1) produce a portable, non-contact, user-friendly, very high resolution 3D surface scanner that can scan all facets of an average cuneiform tablet in a few minutes while implementing resolutions down to 25 micrometers (i.e., 40 lines per millimeter, or 1000 dpi - about 4 times sharper than currently available scanners). [Although there will always be a need to personally inspect tablets for the more difficult readings, we expect high quality 3D renderings of cuneiform tablets will be adequate for tablet autopsy in approximatley 95% of the cases scholars encounter.]

2) develop new computer algorthims to stitch gigabytes of raw data together into coherent, virtual tablets for real-time, multi-resolution rendering, self-shading, and manipulation by researchers over fast Internet2 connections using software of our own design

3) coordinate a formal proposal to the Unicode Consortium for a standard Sumero-Akkadian cuneiform computer encoding (continuing ICE, the Initiative for Cuneiform Encoding) The encoding proposal includes characters from Sumerian, Akkadian, Eblaite, Hittite, Elamite, and Hurrian, but not Old Persian or Ugaritic.

4) establish mirrored petabyte-scale digital archives for virtual 3D cuneiform tablets targeted for rapid, real-time Internet2 dissemination

5) collaborate in the development of new international standards for 3D data aimed at data longevity and data integrity

6) collaborate in the development of new international standards for cuneiform text markup (XML metadata), aimed at feature comprehensiveness, data longevity, and data integrity

7) invent a completely new technology - automated 3D character recognition of cuneiform writing.

Though the full realization of these goals will take several years, our thrust during the three years of the initial NSF grant is to develop a working high resolution scanner, computer algorithms for multi-resolution rendering of 3D tablets, and the beginnings of a digital archive infrastructure.

We are applying the very latest computer technologies to these oldest of written documents in the hopes of making them more widely available to scholars and more accessible to better tools for philological research.
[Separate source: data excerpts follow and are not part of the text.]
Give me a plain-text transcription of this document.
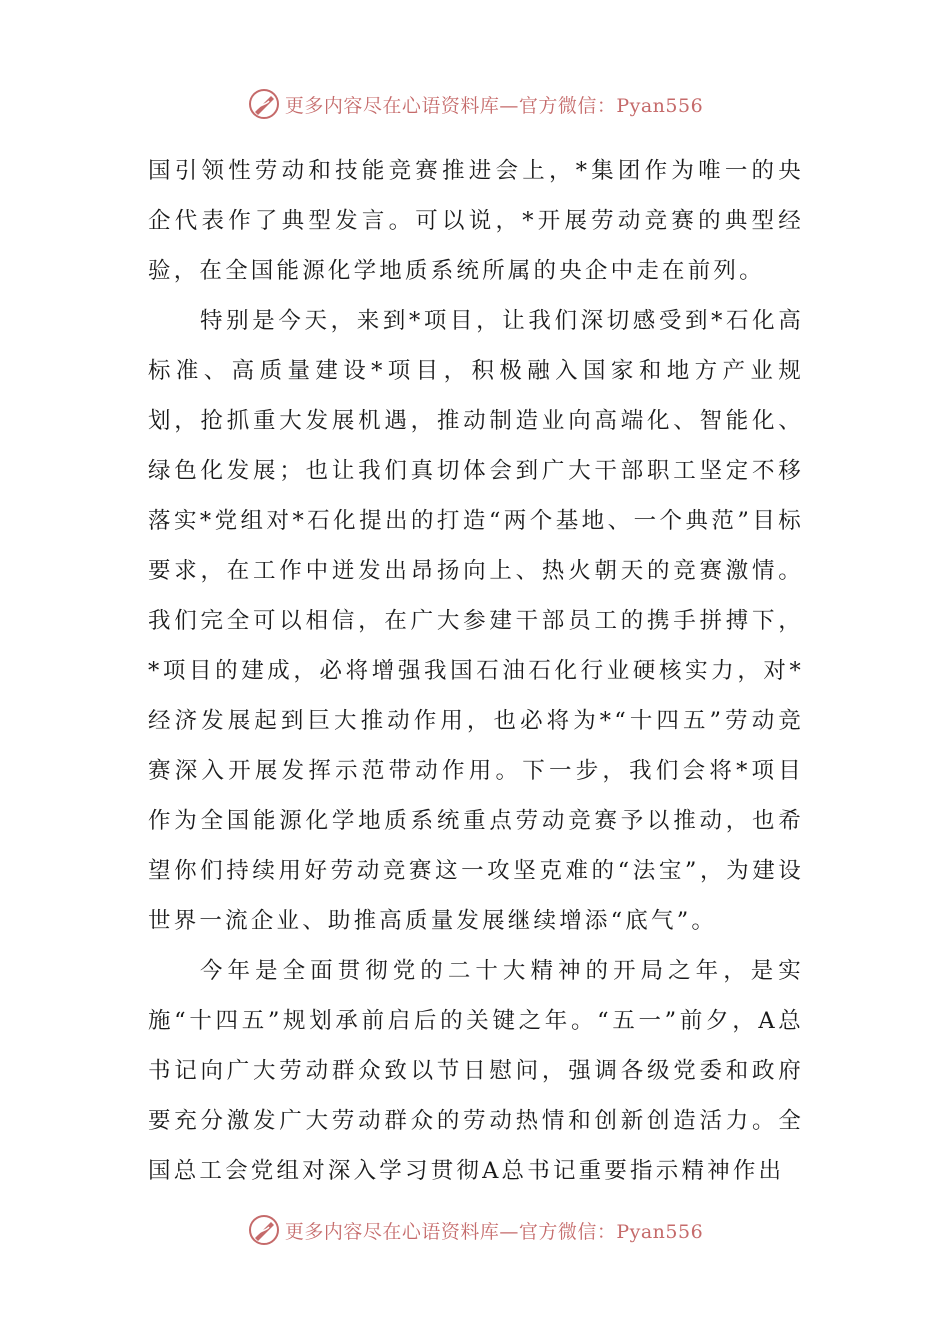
更多内容尽在心语资料库—官方微信：Pyan556

国引领性劳动和技能竞赛推进会上，*集团作为唯一的央企代表作了典型发言。可以说，*开展劳动竞赛的典型经验，在全国能源化学地质系统所属的央企中走在前列。

特别是今天，来到*项目，让我们深切感受到*石化高标准、高质量建设*项目，积极融入国家和地方产业规划，抢抓重大发展机遇，推动制造业向高端化、智能化、绿色化发展；也让我们真切体会到广大干部职工坚定不移落实*党组对*石化提出的打造“两个基地、一个典范”目标要求，在工作中迸发出昂扬向上、热火朝天的竞赛激情。我们完全可以相信，在广大参建干部员工的携手拼搏下，*项目的建成，必将增强我国石油石化行业硬核实力，对*经济发展起到巨大推动作用，也必将为*“十四五”劳动竞赛深入开展发挥示范带动作用。下一步，我们会将*项目作为全国能源化学地质系统重点劳动竞赛予以推动，也希望你们持续用好劳动竞赛这一攻坚克难的“法宝”，为建设世界一流企业、助推高质量发展继续增添“底气”。

今年是全面贯彻党的二十大精神的开局之年，是实施“十四五”规划承前启后的关键之年。“五一”前夕，A总书记向广大劳动群众致以节日慰问，强调各级党委和政府要充分激发广大劳动群众的劳动热情和创新创造活力。全国总工会党组对深入学习贯彻A总书记重要指示精神作出

更多内容尽在心语资料库—官方微信：Pyan556
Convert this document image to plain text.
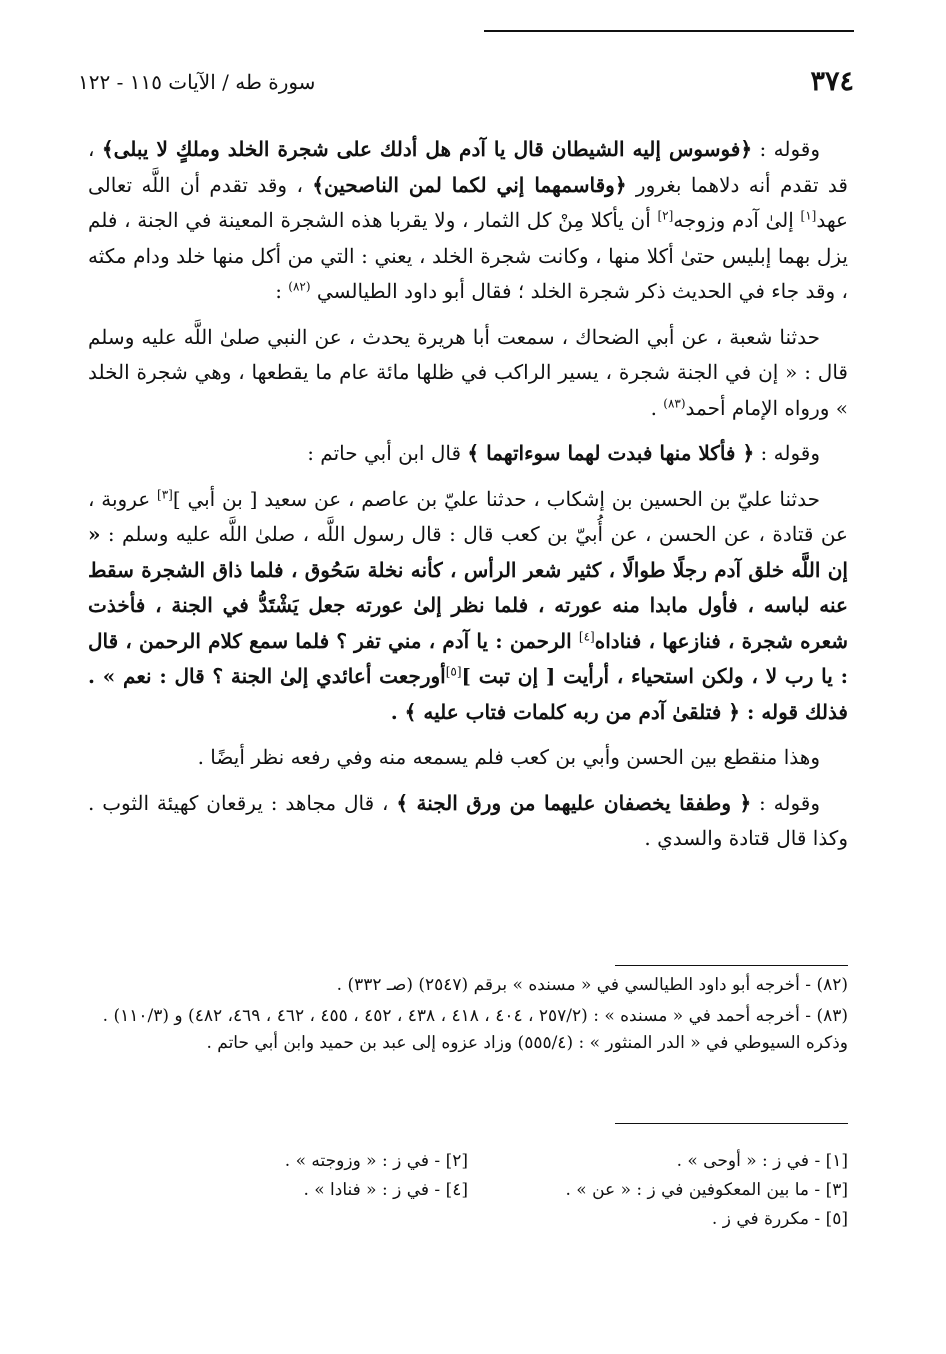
٣٧٤
سورة طه / الآيات ١١٥ - ١٢٢

وقوله : ﴿فوسوس إليه الشيطان قال يا آدم هل أدلك على شجرة الخلد وملكٍ لا يبلى﴾ ، قد تقدم أنه دلاهما بغرور ﴿وقاسمهما إني لكما لمن الناصحين﴾ ، وقد تقدم أن اللَّه تعالى عهد[١] إلىٰ آدم وزوجه[٢] أن يأكلا مِنْ كل الثمار ، ولا يقربا هذه الشجرة المعينة في الجنة ، فلم يزل بهما إبليس حتىٰ أكلا منها ، وكانت شجرة الخلد ، يعني : التي من أكل منها خلد ودام مكثه ، وقد جاء في الحديث ذكر شجرة الخلد ؛ فقال أبو داود الطيالسي $^{(٨٢)}$ :

حدثنا شعبة ، عن أبي الضحاك ، سمعت أبا هريرة يحدث ، عن النبي صلىٰ اللَّه عليه وسلم قال : « إن في الجنة شجرة ، يسير الراكب في ظلها مائة عام ما يقطعها ، وهي شجرة الخلد » ورواه الإمام أحمد$^{(٨٣)}$ .

وقوله : ﴿ فأكلا منها فبدت لهما سوءاتهما ﴾ قال ابن أبي حاتم :

حدثنا عليّ بن الحسين بن إشكاب ، حدثنا عليّ بن عاصم ، عن سعيد [ بن أبي ][٣] عروبة ، عن قتادة ، عن الحسن ، عن أُبيّ بن كعب قال : قال رسول اللَّه ، صلىٰ اللَّه عليه وسلم : « إن اللَّه خلق آدم رجلًا طوالًا ، كثير شعر الرأس ، كأنه نخلة سَحُوق ، فلما ذاق الشجرة سقط عنه لباسه ، فأول مابدا منه عورته ، فلما نظر إلىٰ عورته جعل يَشْتَدُّ في الجنة ، فأخذت شعره شجرة ، فنازعها ، فناداه[٤] الرحمن : يا آدم ، مني تفر ؟ فلما سمع كلام الرحمن ، قال : يا رب لا ، ولكن استحياء ، أرأيت [ إن تبت ][٥]أورجعت أعائدي إلىٰ الجنة ؟ قال : نعم » . فذلك قوله : ﴿ فتلقىٰ آدم من ربه كلمات فتاب عليه ﴾ .

وهذا منقطع بين الحسن وأبي بن كعب فلم يسمعه منه وفي رفعه نظر أيضًا .

وقوله : ﴿ وطفقا يخصفان عليهما من ورق الجنة ﴾ ، قال مجاهد : يرقعان كهيئة الثوب . وكذا قال قتادة والسدي .

(٨٢) - أخرجه أبو داود الطيالسي في « مسنده » برقم (٢٥٤٧) (صـ ٣٣٢) .

(٨٣) - أخرجه أحمد في « مسنده » : (٢٥٧/٢ ، ٤٠٤ ، ٤١٨ ، ٤٣٨ ، ٤٥٢ ، ٤٥٥ ، ٤٦٢ ، ٤٦٩، ٤٨٢) و (١١٠/٣) . وذكره السيوطي في « الدر المنثور » : (٥٥٥/٤) وزاد عزوه إلى عبد بن حميد وابن أبي حاتم .

[١] - في ز : « أوحى » .
[٢] - في ز : « وزوجته » .
[٣] - ما بين المعكوفين في ز : « عن » .
[٤] - في ز : « فنادا » .
[٥] - مكررة في ز .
We fully expect the new hardware and software technologies we develop to revolutionize cuneiform studies, not only by enabling plain text cuneiform transmission and analysis and by providing for 3D access to the world's tablet collections, but also by limiting physical contact with these valuable and unique ancient artifacts, while at the same time preserving Mesopotamia's cultural heritage through redundant archival copies of the originals, thereby ensuring their preservation into the future.

The 3D portion of the project is producing advances in hardware and software technologies, that are generating doctoral dissertations, research papers, and international workshops. The technological fallout is expected to enrich other disciplines beyond cuneiform research.

The encoding portion of the project has seen the active involvement of a broad spectrum of cuneiform scholars (specialists in the various languages, genres, and areas), Unicode experts, font architects, and software engineers and our proposal has been unanimously approved by the Unicode Technical Committee and the ISO 10646 Working Group 2.
Explanation of the Digital Hammurabi Logo
Each of the five Old Babylonian cuneiform signs in the animated Digital Hammurabi logo, HA, AM, MU, RA, and BI, illustrates a different aspect of the Digital Hammurabi project. The first sign, HA, is taken from a photograph of that sign on the famous Hammurabi law code stele and represents digital photography of the original cuneiform artifact. The second sign, AM, represents 3D scanning of the cuneiform sign using structured laser light. The pointilistic MU sign represents the 3D point cloud resulting from 3D scanning. The RA sign represents both the computational generation of the triangular mesh from the point cloud and the automated recognition of the sign as its Unicode character. Finally, the BI sign represents 3D visualization of the shaded cuneiform sign.